Restrained instrumentation both hinders and elevates 12 Songs. Diamond took up playing the guitar for the first time in years for the album, which features an almost all-acoustic sound with soft swashes of piano, organ, Chamberlain and strings. Are Diamond’s songs more affecting with such a pared-down background? Yes and no. True, 12 Songs has the immediacy of intimacy, but it’s not immediately catchy. “Delirious Love” is one joyful exception, capturing the jangly buoyancy of Diamond’s most upbeat classics and hinting at the mini-symphony rocker it could be. Ballads such as “Oh Mary” and “Create Me” benefit more from the bracing simplicity, carrying with them none of the schmaltziness of Diamond’s easy-listening torch ’70s songs.

12 Songs is flawed as an album–there are a few too many mid-tempo tracks–but it succeeds as an experiment, allowing us to enjoy Neil Diamond the Man instead of Neil Diamond the Entertainer. It’s a rewarding coda in a career that’s added so many standards to the modern songbook. “Sweet Caroline,” “Cherry, Cherry,” “Cracklin’ Rosie”–you are just as likely to hear beer-soaked, tin-eared renditions of these at the karaoke bar as you are Muzak versions at the drugstore.

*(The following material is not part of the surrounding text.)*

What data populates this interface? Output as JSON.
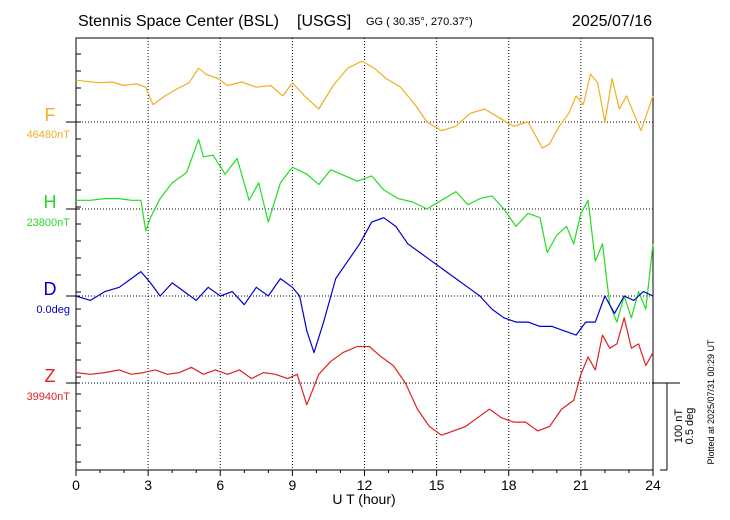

A Neil Diamond song–no matter who happens to be performing it–is instantly recognizable for its trademark melodic but dorky swagger. 12 Songs muffles both the swagger and the dork factor, but for both old fans and newcomers, it’s pure Neil Diamond. Buy a copy for yourself and one for Mom, and let her luxuriate–along with Neil Diamond himself–in unfettered coolness.